A remake of Final Fantasy VII. A reboot of Doom, Tomb Raider and Gears of War. An update to Star Wars Battlefront. A new chapter for Halo. The resurrection of Shenmue. These are the videogames people lost their collective minds over at this year’s E3. They’ve been earmarked as the blockbusters to watch over the next 12-or-so months.
But do you know what? You’ll just be shooting at Cyberdemons and Hell Knights again. You’ll still be chainsawing Horde monsters in half. Stormtroopers still won’t be able to aim for shit.

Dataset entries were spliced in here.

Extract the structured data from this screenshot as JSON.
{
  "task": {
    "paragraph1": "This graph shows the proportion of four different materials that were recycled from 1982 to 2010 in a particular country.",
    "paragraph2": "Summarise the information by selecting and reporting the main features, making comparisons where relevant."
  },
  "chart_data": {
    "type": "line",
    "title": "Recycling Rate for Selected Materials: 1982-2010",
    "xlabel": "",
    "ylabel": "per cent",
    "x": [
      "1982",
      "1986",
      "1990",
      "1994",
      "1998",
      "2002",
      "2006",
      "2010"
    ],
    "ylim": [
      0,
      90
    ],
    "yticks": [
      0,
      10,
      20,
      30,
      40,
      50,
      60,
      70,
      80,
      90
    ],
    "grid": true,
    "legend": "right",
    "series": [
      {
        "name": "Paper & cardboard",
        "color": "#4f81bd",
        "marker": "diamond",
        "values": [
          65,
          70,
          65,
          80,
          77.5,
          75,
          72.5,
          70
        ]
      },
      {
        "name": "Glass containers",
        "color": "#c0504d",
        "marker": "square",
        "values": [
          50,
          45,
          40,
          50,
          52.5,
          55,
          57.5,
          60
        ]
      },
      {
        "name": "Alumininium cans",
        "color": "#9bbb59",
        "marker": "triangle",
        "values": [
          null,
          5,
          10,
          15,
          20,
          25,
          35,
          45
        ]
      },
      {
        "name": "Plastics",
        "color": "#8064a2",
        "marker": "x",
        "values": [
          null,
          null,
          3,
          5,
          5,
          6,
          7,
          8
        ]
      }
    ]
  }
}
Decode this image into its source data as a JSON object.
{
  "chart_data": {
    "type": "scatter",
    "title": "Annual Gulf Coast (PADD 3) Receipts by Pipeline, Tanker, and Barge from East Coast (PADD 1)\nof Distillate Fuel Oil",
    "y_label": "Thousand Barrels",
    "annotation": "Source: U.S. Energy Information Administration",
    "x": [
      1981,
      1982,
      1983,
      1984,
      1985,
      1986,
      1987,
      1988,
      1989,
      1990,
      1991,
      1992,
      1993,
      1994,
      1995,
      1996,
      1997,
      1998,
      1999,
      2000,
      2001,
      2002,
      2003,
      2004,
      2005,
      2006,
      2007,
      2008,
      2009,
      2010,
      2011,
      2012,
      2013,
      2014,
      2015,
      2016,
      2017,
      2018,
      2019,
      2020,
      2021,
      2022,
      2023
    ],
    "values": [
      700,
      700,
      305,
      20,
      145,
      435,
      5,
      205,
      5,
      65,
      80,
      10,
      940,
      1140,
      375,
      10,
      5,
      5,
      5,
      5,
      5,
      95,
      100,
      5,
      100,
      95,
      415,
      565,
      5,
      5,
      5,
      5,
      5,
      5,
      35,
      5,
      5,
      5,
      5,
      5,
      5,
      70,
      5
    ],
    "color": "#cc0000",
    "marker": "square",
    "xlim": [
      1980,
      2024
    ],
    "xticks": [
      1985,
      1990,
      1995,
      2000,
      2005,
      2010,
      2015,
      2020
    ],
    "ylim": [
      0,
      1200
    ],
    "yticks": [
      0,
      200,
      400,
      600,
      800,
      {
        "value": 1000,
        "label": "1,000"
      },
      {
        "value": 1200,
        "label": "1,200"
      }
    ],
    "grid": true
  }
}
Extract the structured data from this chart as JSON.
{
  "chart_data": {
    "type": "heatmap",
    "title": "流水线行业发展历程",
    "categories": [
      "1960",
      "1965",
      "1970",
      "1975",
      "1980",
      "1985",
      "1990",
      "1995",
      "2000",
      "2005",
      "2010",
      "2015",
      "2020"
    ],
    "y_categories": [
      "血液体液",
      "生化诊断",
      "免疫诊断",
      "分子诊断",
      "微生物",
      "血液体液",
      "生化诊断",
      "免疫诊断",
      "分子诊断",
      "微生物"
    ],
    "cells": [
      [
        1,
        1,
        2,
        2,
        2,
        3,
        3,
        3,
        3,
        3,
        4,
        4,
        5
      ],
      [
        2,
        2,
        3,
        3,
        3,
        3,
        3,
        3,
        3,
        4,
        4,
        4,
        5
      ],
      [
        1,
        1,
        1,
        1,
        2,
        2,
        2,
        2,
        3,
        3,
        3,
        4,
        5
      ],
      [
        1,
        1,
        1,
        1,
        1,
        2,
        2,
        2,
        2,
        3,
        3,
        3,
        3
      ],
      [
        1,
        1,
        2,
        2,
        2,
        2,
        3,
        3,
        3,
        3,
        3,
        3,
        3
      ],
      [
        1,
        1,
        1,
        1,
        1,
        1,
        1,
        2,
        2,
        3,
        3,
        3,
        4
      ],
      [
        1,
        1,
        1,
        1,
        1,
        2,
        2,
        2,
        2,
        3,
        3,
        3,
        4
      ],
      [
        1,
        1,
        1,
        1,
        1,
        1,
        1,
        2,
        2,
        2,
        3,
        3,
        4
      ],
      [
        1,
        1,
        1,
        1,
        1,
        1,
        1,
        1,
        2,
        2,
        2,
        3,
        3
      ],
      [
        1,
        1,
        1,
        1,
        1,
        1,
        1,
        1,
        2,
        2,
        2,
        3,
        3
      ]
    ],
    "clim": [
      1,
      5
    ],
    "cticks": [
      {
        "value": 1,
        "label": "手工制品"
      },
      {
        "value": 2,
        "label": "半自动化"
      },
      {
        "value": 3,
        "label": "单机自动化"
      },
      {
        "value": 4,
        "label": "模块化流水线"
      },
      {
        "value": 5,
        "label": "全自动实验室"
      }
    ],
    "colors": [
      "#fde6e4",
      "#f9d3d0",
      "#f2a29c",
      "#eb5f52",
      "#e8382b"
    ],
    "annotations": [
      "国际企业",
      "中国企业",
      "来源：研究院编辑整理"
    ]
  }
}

And Aeris is still going to die.
But will it kick you in the guts just as hard? Because back in 1997, that was the Ned Stark moment for videogames. Gamers were literally traumatised, and millions more were surreptitiously lured in to experience it.
The thrill you get when you initially experience those moments only ever happens once. It’s like your first car, that first kiss, or that first overseas trip; you can do it better as you relive it over and over, but the high is never quite the same.
So my question to all these people who are openly declaring what a brilliant E3 it’s been is this: what exactly do you think you’re going to get?
From where I sit, we’re getting a recycled set of mental exercises from 15 years ago with a few modern touches, new branding and a fresh coat of paint.
Back in my day, people called these things toys.
I’m pretty sure they still do.
*About today’s photo: In the Netflix TV series, Daredevil, the mysterious, Jaws-like antagonist Wilson Fisk spends a great deal of time staring into a whitewashed painting called Rabbit in a Snowstorm. It turns out (spoilers!) he has the psychology of a gigantic man-child who doesn’t have any appreciation for the painting at all; he just likes it because it reminds him of a wall he stared into for comfort as a boy.